Çekin ibraz sürelerinin uzaması, hamilin haklarını koruması açısından önemli bir imkandır. Ancak, bu imkanın kullanılabilmesi için, kanunda belirtilen şartların gerçekleşmesi ve gerekli işlemlerin zamanında yapılması gerekmektedir.
Çekte Zamanaşımı Süreleri: Alacak Hakkının Sona Ermesi
Çek, kıymetli evrak niteliğinde bir senet olduğu için, çekten doğan alacak hakları da belirli zamanaşımı sürelerine tabidir.

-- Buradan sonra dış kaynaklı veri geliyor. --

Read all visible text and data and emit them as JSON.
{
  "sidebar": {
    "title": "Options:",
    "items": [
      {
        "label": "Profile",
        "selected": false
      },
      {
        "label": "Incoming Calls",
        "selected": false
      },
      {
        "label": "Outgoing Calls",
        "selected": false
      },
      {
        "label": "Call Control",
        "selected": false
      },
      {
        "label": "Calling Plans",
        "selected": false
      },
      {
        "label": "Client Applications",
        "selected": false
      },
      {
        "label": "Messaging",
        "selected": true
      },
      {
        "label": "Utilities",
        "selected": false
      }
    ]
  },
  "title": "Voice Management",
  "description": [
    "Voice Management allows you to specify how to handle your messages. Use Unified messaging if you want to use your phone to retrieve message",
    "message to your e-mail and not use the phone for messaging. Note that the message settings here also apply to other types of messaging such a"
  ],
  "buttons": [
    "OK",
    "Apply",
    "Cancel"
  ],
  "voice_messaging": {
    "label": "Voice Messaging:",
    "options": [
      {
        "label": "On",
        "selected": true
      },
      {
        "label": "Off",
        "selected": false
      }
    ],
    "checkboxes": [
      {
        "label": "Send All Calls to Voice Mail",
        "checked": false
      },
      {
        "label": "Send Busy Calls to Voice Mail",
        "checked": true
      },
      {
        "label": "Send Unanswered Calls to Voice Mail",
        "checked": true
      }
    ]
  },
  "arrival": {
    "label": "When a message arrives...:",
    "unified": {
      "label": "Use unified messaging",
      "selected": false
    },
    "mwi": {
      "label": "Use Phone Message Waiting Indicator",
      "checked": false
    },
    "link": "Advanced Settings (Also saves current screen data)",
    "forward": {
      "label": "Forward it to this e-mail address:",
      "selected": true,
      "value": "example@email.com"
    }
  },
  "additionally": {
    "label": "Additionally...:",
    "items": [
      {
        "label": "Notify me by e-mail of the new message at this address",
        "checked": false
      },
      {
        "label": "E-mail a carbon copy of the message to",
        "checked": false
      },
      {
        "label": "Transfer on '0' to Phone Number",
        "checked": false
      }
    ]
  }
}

Bu sürelerin geçmesiyle birlikte, alacak hakkı dava yoluyla ileri sürülemez hale gelir.
Çekte Zamanaşımı Süreleri (TTK m. 814):
- Hamilin, Cirantalara, Düzenleyene ve Diğer Çek Borçlularına Karşı Başvurma Hakları: İbraz süresinin bitiminden itibaren 3 yıl geçmekle zamanaşımına uğrar.

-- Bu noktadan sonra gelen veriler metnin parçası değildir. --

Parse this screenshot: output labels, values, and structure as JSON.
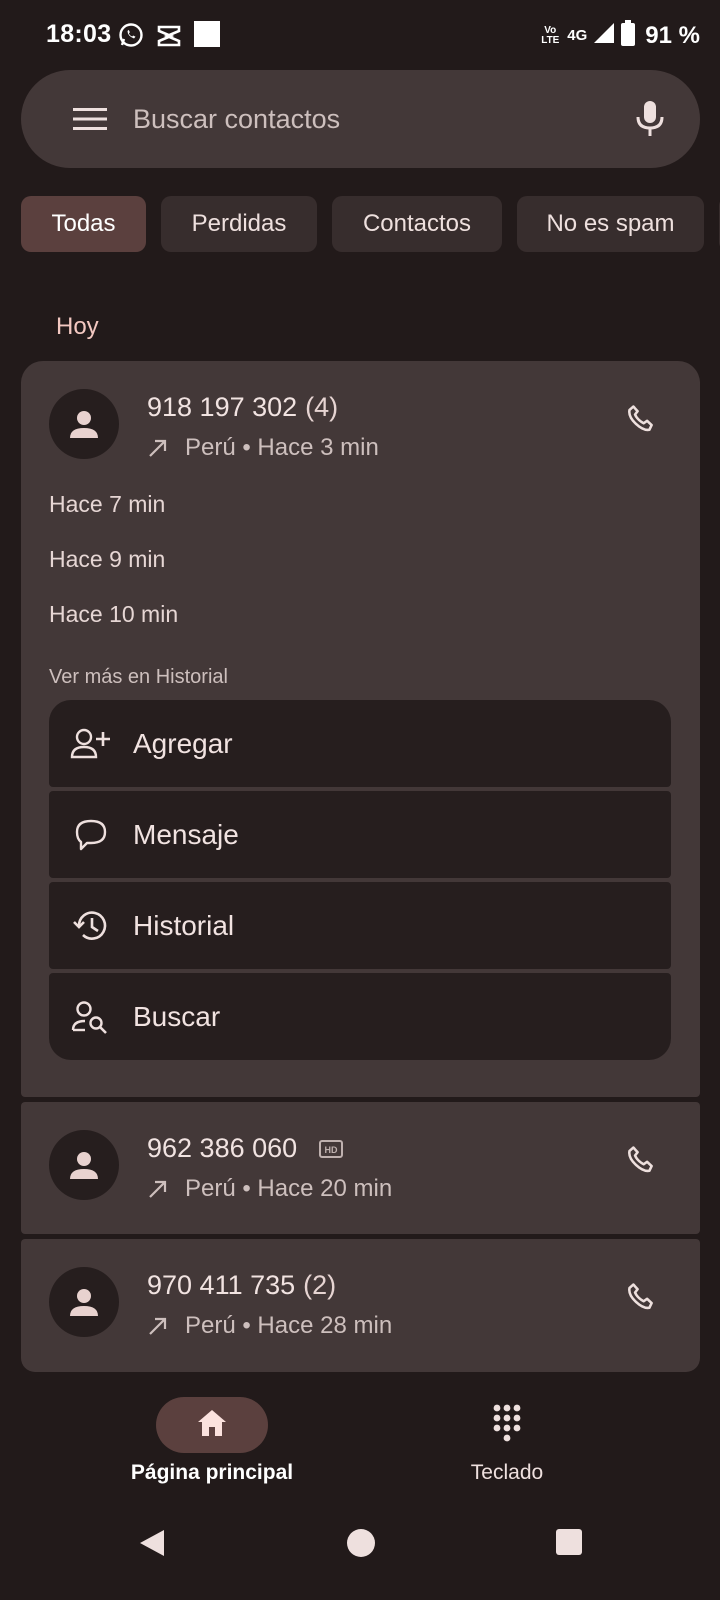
{
  "status_bar": {
    "time": "18:03",
    "left_icons": [
      "whatsapp-icon",
      "capcut-icon",
      "white-square-icon"
    ],
    "volte": "Vo LTE",
    "network": "4G",
    "battery": "91 %"
  },
  "search": {
    "placeholder": "Buscar contactos"
  },
  "filters": [
    {
      "label": "Todas",
      "active": true
    },
    {
      "label": "Perdidas",
      "active": false
    },
    {
      "label": "Contactos",
      "active": false
    },
    {
      "label": "No es spam",
      "active": false
    }
  ],
  "section": {
    "title": "Hoy"
  },
  "calls": [
    {
      "number": "918 197 302",
      "count": "(4)",
      "detail": "Perú • Hace 3 min",
      "history": [
        "Hace 7 min",
        "Hace 9 min",
        "Hace 10 min"
      ],
      "see_more": "Ver más en Historial",
      "actions": [
        {
          "label": "Agregar",
          "icon": "add-contact-icon"
        },
        {
          "label": "Mensaje",
          "icon": "message-icon"
        },
        {
          "label": "Historial",
          "icon": "history-icon"
        },
        {
          "label": "Buscar",
          "icon": "person-search-icon"
        }
      ]
    },
    {
      "number": "962 386 060",
      "badge": "HD",
      "detail": "Perú • Hace 20 min"
    },
    {
      "number": "970 411 735",
      "count": "(2)",
      "detail": "Perú • Hace 28 min"
    }
  ],
  "bottom_nav": {
    "home": "Página principal",
    "dialpad": "Teclado"
  },
  "colors": {
    "background": "#221a1a",
    "card": "#433838",
    "accent_chip": "#5b403e",
    "section_title": "#f3c8c1"
  }
}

- Çek Borçlularının Birbirlerine Karşı Başvurma Hakları: Çek borçlusunun çeki ödediği veya çekin dava yoluyla kendisine karşı ileri sürüldüğü tarihten itibaren 3 yıl geçmekle zamanaşımına uğrar.
Zamanaşımı Süresinin Başlangıcı:
- Hamilin Başvurma Haklarında: Zamanaşımı süresi, ibraz süresinin bitiminden itibaren başlar. Örneğin, 10 günlük ibraz süresine tabi bir çekte, ibraz süresinin son gününden (düzenleme tarihinden sonraki 10. günden) itibaren 3 yıllık zamanaşımı süresi işlemeye başlar.
- Çek Borçlularının Birbirlerine Karşı Başvurma Haklarında: Zamanaşımı süresi, çek borçlusunun çeki ödediği veya çekin dava yoluyla kendisine karşı ileri sürüldüğü tarihten itibaren başlar.
Zamanaşımının Kesilmesi:
Zamanaşımı, alacaklının alacağını tahsil etmek için yaptığı bazı işlemlerle kesilir. Zamanaşımının kesilmesi, sürenin sıfırlanması ve baştan itibaren yeniden işlemeye başlaması anlamına gelir.
Zamanaşımını Kesen Haller:
- Dava Açılması: Alacaklı tarafından dava açılması, zamanaşımını keser.
- İcra Takibi: Alacaklı tarafından icra takibi başlatılması, zamanaşımını keser.
- Dava İçinde Alacağın İleri Sürülmesi: Alacaklının, dava sırasında ıslah veya def’i yoluyla alacağını ileri sürmesi, zamanaşımını keser.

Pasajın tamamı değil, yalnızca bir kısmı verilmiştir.